At dinner tonight, we got to talking. We talked about so many things, but one I wanted to write about before it slipped through the old brain-sieve. I am listening right now to a song that makes me think of someone I have not seen in years, someone I loved desperately with my then-heart. If I saw him again, I likely would have a flash of feeling, that electric eel around the collar one, remembering what it was like. Then I would have that certain relief of not having to love him anymore, of not having to succumb to muscle memory. The love is under glass in a museum I no longer visit. Sometimes I walk past the museum, and I can hear this song playing inside.
One crow sits on the porch and his caw seems timed, a perfect heartbeat. I am putting moisturizer on my face, stuff I bought because it was additive-free and on sale, stuff I would not buy normally even if I could afford it, which I can’t. I am thinking of what I am not thinking of.
I don’t often get caught in this loop, just sometimes when I am tracing an old pattern. The crow’s caws trick my brain into silence. Thoughts settle like sediment and then I think: what am I not thinking of?
For once, I am not thinking of guilt over my morning routine, of how long it takes or how loud each movement might be.

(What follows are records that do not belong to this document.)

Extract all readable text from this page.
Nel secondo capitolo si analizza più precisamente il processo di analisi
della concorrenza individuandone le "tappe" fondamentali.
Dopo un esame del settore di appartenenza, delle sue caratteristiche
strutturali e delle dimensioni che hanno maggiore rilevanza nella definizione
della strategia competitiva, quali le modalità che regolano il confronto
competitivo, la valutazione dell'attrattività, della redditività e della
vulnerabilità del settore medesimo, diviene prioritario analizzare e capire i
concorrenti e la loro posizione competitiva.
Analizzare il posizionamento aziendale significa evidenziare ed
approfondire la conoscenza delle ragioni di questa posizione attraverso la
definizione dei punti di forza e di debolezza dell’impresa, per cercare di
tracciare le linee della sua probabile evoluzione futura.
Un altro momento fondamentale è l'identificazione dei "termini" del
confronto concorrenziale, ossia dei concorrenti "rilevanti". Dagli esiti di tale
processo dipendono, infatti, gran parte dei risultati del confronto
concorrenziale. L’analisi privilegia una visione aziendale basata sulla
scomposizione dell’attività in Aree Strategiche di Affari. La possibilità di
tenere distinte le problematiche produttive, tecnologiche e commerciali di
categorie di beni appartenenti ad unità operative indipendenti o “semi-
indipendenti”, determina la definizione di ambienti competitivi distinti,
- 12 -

The house smells like last night’s sage and ginger. One cat’s meow forces syncopation. Then the crow leaves, and it is just bare feet on wood floor, fur against shin, the rustling of a comforter. Time ticks again, and tugs with it a long rope of schedules and increments. That moment of no-moment was enough.
Today’s blockbuster prompt is from Davmoo: “Please write 100 words on …your favorite childhood memory.”
The wood stove in our living room was surrounded by pieces of slate. Old radiators kept the corners of the other rooms warm, but the wood stove, the old general, boomed forth waves of heat well into winter nights. Cats curled up to it as close as they dared. My parents each tended the fire in such an unassuming way while working on their other projects, another grownup ability that I found quietly glamorous. During nights spent around the stove, I would write and draw on the slate pieces with chalk while the three of us listened to albums of classical music. To this day, whenever I hear Satie’s Gymnopédies, I feel safe.
[Want to help me bust through my writer's block this month? Read about this exercise!]
I spotted a vintage Pelikan 100 in the wild — the reference desk, really — on Monday. It was burgundy with a bright gold “beak” clip and its owner let me write with it. It was filled with Private Reserve Chocolat, an excellent choice for this smooth writer. I let the patron write with my Lamy 2000, which is the new hotness of my collection and the Pelikan’s opposite in form and character; while the Pelikan reminded me of an antique Bentley, my Lamy is more of an Audi TT.
It was a random treat in the middle of a dull day.
Now I am flipping through Fountain Pens Past and Present and it smells just like my high school yearbooks used to smell. That combined with the smell of freshly-baking bread is making me homesick for Chicago, but only the Chicago of my teenaged self, all Wax Trax and Café Voltaire and living for that first burst of Friday afternoon air, half-past three and everything is possible as long as someone borrows a car.